Fünf Tage Lesemarathon
Leipziger Buchmesse bricht Rekorde

Zur Leipziger Buchmesse stellen vom 16. bis zum 19. März Verlage aus 33 Ländern auf fast 53 000 Quadratmetern ihre Frühjahrs-Neuerscheinungen vor. Das sind mehr als je zuvor. Ein Grund für den Erfolg der Messe ist das Sterben kleiner Buchläden.

HB LEIPZIG/DÜSSELDORF. Von einer "großen Bücherepidemie" sprach schon Friedrich Schiller, wenn es um die Leipziger Buchmesse ging. In dieser Woche nimmt diese "Epidemie" wieder einmal neue Ausmaße an. Mit rund 2150 Ausstellern legt der Leipziger Bücherfrühling, wie die Buchmesse auch genannt wird, erneut zu und bricht alle Rekorde. Die vermietete Fläche und die Zahl der Aussteller mit eigenem Stand stiegen nach Angaben der Veranstalter um acht Prozent im Vergleich zum Vorjahr. Das begleitende Literaturfestival "Leipzig liest" hat 1800 Veranstaltungen mit 1500 Akteuren an 250 Spielstätten im Programm. Ebenfalls mehr als je zuvor.

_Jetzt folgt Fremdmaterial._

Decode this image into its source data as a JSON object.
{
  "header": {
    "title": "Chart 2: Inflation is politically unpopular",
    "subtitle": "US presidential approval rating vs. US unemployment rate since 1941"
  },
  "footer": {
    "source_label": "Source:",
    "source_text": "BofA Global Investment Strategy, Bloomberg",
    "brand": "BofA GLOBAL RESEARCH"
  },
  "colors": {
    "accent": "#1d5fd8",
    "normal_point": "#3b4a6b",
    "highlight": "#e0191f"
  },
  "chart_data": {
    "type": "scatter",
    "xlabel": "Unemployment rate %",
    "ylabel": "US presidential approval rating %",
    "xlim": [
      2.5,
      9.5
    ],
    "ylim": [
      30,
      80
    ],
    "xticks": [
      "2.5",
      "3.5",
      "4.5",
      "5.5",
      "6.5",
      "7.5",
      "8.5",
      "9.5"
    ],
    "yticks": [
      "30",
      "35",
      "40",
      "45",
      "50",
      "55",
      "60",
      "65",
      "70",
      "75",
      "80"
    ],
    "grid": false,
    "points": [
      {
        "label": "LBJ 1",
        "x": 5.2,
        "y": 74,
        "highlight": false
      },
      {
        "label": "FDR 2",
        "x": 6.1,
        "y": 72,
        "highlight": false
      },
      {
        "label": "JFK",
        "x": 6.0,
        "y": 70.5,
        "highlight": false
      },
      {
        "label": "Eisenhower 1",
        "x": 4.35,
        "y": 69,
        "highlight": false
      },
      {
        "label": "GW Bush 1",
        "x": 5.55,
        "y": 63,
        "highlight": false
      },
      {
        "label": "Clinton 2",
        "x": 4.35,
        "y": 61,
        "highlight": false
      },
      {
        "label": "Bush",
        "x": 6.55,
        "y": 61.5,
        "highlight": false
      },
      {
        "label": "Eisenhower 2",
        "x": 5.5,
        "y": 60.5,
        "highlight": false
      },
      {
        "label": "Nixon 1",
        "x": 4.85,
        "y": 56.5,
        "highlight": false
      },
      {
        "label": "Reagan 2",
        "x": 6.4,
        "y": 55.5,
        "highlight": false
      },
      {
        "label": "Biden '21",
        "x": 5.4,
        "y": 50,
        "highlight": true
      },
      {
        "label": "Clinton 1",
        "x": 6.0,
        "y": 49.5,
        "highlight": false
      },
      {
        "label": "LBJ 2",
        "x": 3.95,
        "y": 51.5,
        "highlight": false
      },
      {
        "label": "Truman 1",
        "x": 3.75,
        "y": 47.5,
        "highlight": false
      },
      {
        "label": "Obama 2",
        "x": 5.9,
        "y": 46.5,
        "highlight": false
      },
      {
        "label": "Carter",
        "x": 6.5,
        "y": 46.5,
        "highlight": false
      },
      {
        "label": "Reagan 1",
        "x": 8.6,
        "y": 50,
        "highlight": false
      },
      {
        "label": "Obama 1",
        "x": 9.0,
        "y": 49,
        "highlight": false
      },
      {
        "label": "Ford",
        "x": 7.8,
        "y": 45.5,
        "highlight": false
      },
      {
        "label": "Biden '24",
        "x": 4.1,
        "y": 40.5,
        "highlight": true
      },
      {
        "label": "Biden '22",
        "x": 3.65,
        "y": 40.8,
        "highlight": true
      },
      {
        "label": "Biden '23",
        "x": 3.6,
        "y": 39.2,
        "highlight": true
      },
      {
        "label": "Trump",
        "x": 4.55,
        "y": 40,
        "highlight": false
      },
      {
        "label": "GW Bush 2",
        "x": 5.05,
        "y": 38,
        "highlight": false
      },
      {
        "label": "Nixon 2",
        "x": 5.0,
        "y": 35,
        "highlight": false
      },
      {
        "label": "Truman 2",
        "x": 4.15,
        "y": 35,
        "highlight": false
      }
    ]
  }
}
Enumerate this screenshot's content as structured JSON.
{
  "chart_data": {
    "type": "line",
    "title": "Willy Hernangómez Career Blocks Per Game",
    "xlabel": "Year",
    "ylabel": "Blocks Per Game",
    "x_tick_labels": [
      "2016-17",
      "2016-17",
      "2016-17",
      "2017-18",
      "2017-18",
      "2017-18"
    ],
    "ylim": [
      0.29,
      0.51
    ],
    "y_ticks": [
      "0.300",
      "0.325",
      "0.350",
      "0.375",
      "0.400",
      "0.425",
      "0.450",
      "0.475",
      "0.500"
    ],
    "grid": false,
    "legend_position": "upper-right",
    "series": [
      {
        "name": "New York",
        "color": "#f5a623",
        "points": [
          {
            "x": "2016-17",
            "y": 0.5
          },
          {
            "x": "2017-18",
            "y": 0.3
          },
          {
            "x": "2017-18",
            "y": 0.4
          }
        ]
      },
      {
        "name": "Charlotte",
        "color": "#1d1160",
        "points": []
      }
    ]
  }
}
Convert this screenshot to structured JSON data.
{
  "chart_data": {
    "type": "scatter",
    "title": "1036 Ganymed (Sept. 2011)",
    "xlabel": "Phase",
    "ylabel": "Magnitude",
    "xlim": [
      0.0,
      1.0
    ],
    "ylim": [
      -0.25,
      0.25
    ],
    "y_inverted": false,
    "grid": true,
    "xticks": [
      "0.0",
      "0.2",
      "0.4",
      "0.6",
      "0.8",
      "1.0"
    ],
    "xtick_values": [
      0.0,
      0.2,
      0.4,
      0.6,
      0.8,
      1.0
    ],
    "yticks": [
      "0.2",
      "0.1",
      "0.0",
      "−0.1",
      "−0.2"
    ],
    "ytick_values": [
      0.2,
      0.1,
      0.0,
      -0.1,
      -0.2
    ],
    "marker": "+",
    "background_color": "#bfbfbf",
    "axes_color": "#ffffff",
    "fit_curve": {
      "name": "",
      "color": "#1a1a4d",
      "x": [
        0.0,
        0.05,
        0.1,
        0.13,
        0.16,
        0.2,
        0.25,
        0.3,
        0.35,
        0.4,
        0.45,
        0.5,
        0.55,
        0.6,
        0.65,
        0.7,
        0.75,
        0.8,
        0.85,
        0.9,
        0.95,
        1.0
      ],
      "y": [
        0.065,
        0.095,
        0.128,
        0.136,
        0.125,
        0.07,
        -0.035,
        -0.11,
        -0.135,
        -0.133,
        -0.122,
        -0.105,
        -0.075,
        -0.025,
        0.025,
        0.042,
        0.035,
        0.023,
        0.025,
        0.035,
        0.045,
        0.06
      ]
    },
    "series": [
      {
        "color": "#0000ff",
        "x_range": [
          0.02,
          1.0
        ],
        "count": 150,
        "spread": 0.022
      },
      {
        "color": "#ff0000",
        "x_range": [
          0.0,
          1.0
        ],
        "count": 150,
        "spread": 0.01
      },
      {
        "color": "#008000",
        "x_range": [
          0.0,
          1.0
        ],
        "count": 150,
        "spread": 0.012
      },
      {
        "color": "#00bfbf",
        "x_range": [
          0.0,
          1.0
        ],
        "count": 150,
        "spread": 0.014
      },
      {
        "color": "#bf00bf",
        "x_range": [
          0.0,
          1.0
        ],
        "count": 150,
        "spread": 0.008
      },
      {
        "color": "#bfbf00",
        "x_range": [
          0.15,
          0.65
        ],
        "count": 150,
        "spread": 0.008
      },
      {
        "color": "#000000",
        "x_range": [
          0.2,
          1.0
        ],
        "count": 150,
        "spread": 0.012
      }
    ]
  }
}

Den Grund für das Wachstum der Ausstellerzahl sieht die Messeleitung in der Konzentration des Buchhandels. "Die kleinen haben immer größere Schwierigkeiten, im Buchhandel wahrgenommen und gelistet zu werden. Die suchen nach Ausweichmöglichkeiten um Kontakte zu Presse und Publikum zu finden," sagt Messechef Oliver Zille im Gespräch mit Handelsblatt.com. "Wir haben in diesem Jahr einen Zuwachs an Einzelausstellern von rund zehn Prozent. Das ist ein Riesensprung."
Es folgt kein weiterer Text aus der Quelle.